En l’espèce, l’article 2 de la délibération nécessitait que lors de l’autorisation du changement d’usage le propriétaire prouve qu’il « est autorisé dans leur copropriété » en montrant « l’extrait du règlement de copropriété attestant que celui-ci ne s’oppose pas au changement d’usage, / à défaut produire l’accord de la copropriété ». Cette disposition était problématique car elle contraignait les propriétaires à montrer une autorisation expresse ou implicitement faire voter à l’assemblée générale des copropriétaires l’autorisation ce qui contraint évidemment la possibilité d’une telle location. La censure est donc logiquement fondée sur l’article 2 de la déclaration des droits de l’Homme et du citoyen de 1789 protégeant la propriété privée. Cela s’explique par le fait que, chacun des copropriétaires, puisse par le vote en assemblée générale porter une atteinte disproportionnée aux droits de chacun. Cette censure semble s’inscrire dans la continuité de la Décision constitutionnelle 2014-691 du Conseil Constitutionnel relative à la loi pour l’accès au logement et un urbanisme rénové (ALUR). Cette décision avait notamment censuré pour inconstitutionnalité l’article 19 de la loi qui souhaitait l’autorisation préalable et systématique de l’Assemblée générale des copropriétaires pour les propriétaires souhaitant un changement d’usage.

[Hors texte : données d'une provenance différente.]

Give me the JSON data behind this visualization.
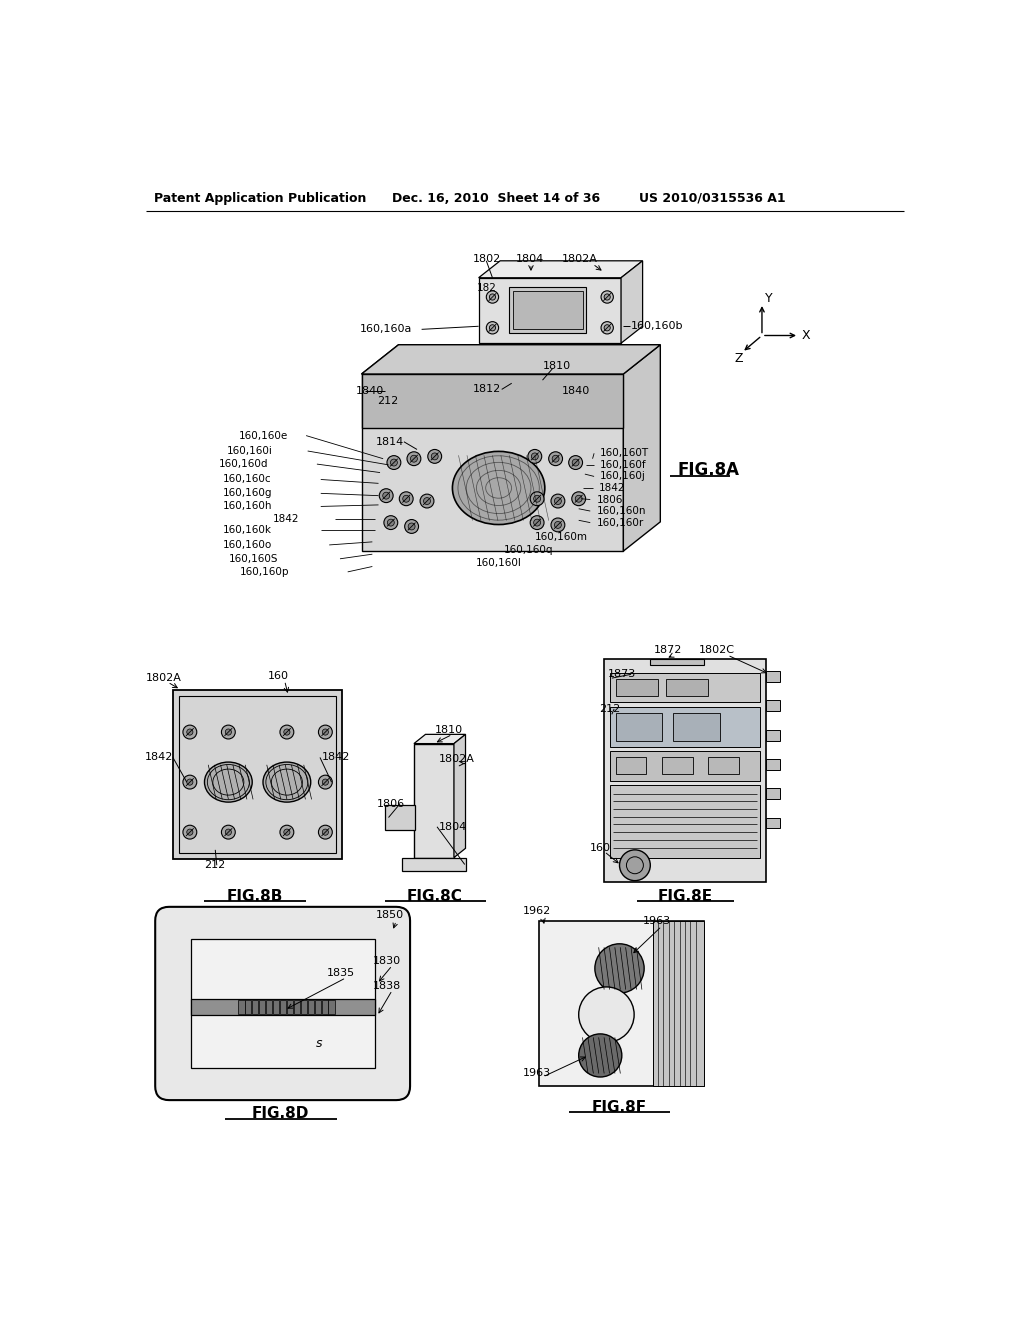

Ainsi, la location courte durée concentre une multitude d’enjeux du fait qu’elle oppose des notions fondamentales. En effet, il est difficile d’accorder l’intérêt général en prenant des dispositions pour lutter contre la pénurie du logement et ne pas contraindre les propriétaires souhaitant réaliser des locations courtes durées en vertu des libertés offertes constitutionnellement par leur droit de propriété (art 2 DDHC) et leur liberté d’entreprendre (Décision n° 81-132 DC du 16 janvier 1982). Là encore la mesure proportionnée est essentielle et relève en dernier recours au juge administratif. Cependant, la difficulté est que la mesure proportionnée conciliant ces enjeux doit se prendre en fonction de la localité. C’est donc une appréciation casuistique qui est à réaliser. De plus, il existe des inégalités du simple fait les personnes souhaitant louer des maisons sont beaucoup moins restreintes que des personnes souhaitant louer des appartements ou la copropriété peut empêcher une telle location.

Les précisions nécessaires sur la censure

À la suite du jugement, l’ordonnance rectificative n°2104077 est venue modifier la dernière délibération en vigueur 7-1 du bureau métropolitain du 27 juin 2022 en censurant l’article 2 A.

Il n’est donc plus demandé l’autorisation expresse. Néanmoins, cela ne veut pas dire que le propriétaire peut demander sur n’importe lequel de ses biens un changement d’usage. En effet, si le règlement de copropriété prévoit des clauses dites de bourgeoisies ou que l’assemblée générale des copropriétaires a voté à l’unanimité l’interdiction d’une telle location en vertu de l’article 25 de la loi n° 65-557 du 10 juillet 1965 fixant le statut de la copropriété des immeubles bâtis, il est impossible de demander le changement d’usage. Ainsi, les propriétaires se doivent avant chaque changement de statut de vérifier qu’aucune interdiction n’est faite. Cela laisse l’opportunité aux propriétaires dont le règlement de copropriété est muet de demander un changement d’usage sans laisser place au vote de l’assemblée générale. Enfin, cela peut ouvrir un possible nouveau contentieux pour les propriétaires qui de mauvaise foi où dans l’ignorance demanderont ce changement d’usage.